TypeError: float() argument must be a string or a number, array = np.array(array, dtype=dtype, order=order, copy=copy)

Im applying K-means clustering to data frame from cvs and excel files
ref: http://scikit-learn.org/stable/auto_examples/cluster/plot_cluster_iris.html#example-cluster-plot-cluster-iris-py
I try to run the code with my data from the csv file, data looks like:
DataFile
However receive following errors:
Traceback (most recent call last):
File "", line 1, in
runfile('/Users/nadiastraton/Documents/workspacePython/02450Toolbox_Python/Thesis/Scripts/Clustering/cluster3.py', wdir='/Users/nadiastraton/Documents/workspacePython/02450Toolbox_Python/Thesis/Scripts/Clustering')
File "/Applications/anaconda2/lib/python2.7/site-packages/spyderlib/widgets/externalshell/sitecustomize.py", line 699, in runfile
execfile(filename, namespace)
File "/Applications/anaconda2/lib/python2.7/site-packages/spyderlib/widgets/externalshell/sitecustomize.py", line 81, in execfile
builtins.execfile(filename, *where)
File "/Users/cluster3.py", line 46, in
est.fit(x.as_matrix)
File "/Applications/anaconda2/lib/python2.7/site-packages/sklearn/cluster/k_means_.py", line 812, in fit
X = self._check_fit_data(X)
File "/Applications/anaconda2/lib/python2.7/site-packages/sklearn/cluster/k_means_.py", line 786, in _check_fit_data
X = check_array(X, accept_sparse='csr', dtype=np.float64)

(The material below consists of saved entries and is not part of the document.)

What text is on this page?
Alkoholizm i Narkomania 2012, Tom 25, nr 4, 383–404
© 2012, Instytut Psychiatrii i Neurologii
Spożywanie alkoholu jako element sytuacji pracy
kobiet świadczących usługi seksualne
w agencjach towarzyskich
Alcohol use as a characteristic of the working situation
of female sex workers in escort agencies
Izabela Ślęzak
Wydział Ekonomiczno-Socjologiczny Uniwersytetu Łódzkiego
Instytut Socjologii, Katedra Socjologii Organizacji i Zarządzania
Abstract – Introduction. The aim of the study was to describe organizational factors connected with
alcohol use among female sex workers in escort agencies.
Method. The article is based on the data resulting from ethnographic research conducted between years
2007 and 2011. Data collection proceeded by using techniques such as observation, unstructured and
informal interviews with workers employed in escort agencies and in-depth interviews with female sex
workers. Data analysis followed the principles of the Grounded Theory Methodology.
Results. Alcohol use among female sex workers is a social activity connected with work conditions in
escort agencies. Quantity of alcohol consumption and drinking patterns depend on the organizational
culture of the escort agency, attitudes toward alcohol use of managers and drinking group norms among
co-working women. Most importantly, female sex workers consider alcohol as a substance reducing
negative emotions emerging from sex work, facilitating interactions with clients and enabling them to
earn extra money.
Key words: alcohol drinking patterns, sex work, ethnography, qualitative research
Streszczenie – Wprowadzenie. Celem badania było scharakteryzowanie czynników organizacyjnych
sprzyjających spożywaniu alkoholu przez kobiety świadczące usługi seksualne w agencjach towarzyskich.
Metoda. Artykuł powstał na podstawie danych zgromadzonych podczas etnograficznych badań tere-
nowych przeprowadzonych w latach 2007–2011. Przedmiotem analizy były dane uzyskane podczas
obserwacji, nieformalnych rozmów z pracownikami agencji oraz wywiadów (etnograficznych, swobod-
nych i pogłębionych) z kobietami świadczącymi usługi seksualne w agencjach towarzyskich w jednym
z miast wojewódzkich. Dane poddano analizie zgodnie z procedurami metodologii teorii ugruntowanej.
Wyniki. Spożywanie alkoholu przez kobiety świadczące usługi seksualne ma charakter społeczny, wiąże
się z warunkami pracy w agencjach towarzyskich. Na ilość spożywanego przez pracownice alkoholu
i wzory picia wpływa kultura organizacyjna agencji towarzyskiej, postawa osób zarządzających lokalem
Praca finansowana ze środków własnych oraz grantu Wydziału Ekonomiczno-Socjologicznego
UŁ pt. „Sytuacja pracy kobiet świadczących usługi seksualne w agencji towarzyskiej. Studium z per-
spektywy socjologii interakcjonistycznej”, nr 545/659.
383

File "/Applications/anaconda2/lib/python2.7/site-packages/sklearn/utils/validation.py", line 373, in check_array
array = np.array(array, dtype=dtype, order=order, copy=copy)
TypeError: float() argument must be a string or a number
print(doc)
import numpy as np
import matplotlib.pyplot as plt
from mpl_toolkits.mplot3d import Axes3D
import pandas as pd
from sklearn.cluster import KMeans
np.random.seed(5)
centers = [[1, 1], [-1, -1], [1, -1]]
data=pd.read_csv('/DataVisualisationSample.csv')
print(data.head())
x = pd.DataFrame(data,columns = ['Post_Share_Count','Post_Like_Count','Comment_Count'])
y = pd.DataFrame(data,columns = ['Comment_Like_Count'])
print(x.info())
estimators = {'k_means_data_3': KMeans(n_clusters=3),
'k_means_data_8': KMeans(n_clusters=12),
'k_means_data_bad_init': KMeans(n_clusters=3, n_init=1,
init='random')}
fignum = 1
for name, est in estimators.items():
fig = plt.figure(fignum, figsize=(4, 3))
plt.clf()
ax = Axes3D(fig, rect=[0, 0, .95, 1], elev=48, azim=134)
plt.cla()
est.fit(x.as_matrix)
labels = est.labels_
ax.scatter(x[:, 2], x[:, 0], x[:, 1], c=labels.astype(np.int))
ax.w_xaxis.set_ticklabels([])
ax.w_yaxis.set_ticklabels([])
ax.w_zaxis.set_ticklabels([])
ax.set_xlabel('Post_Share_Count')
ax.set_ylabel('Post_Like_Count')
ax.set_zlabel('Comment_Count')
fignum = fignum + 1
# Plot the ground truth
fig = plt.figure(fignum, figsize=(4, 3))
plt.clf()
ax = Axes3D(fig, rect=[0, 0, .95, 1], elev=48, azim=134)
plt.cla()
for name, label in [('Popular', 0),
('Not Popular', 1),
('Least Popular', 2)]:
ax.text3D(x[y == label, 2].mean(),
x[y == label, 0].mean() + 1.5,
x[y == label, 1].mean(), name,
horizontalalignment='center',
bbox=dict(alpha=.5, edgecolor='w', facecolor='w'))
# Reorder the labels to have colors matching the cluster results
y = np.choose(y, [1, 2, 0]).astype(np.int)
ax.scatter(x[:, 2], x[:, 0], x[:, 1], c=y).astype(np.int)
ax.w_xaxis.set_ticklabels([])
ax.w_yaxis.set_ticklabels([])
ax.w_zaxis.set_ticklabels([])
ax.set_xlabel('Post_Share_Count')
ax.set_ylabel('Post_Like_Count')
ax.set_zlabel('Comment_Count')
plt.show()
Tried to fix errors:
(est.fit(x.as_matrix) instead of est.fit(x))
and
(c=labels.astype(np.int) instead of c=labels.astype(np.float)) - (all values in my file are int.)
However changing from np.float to np.int does not fix it.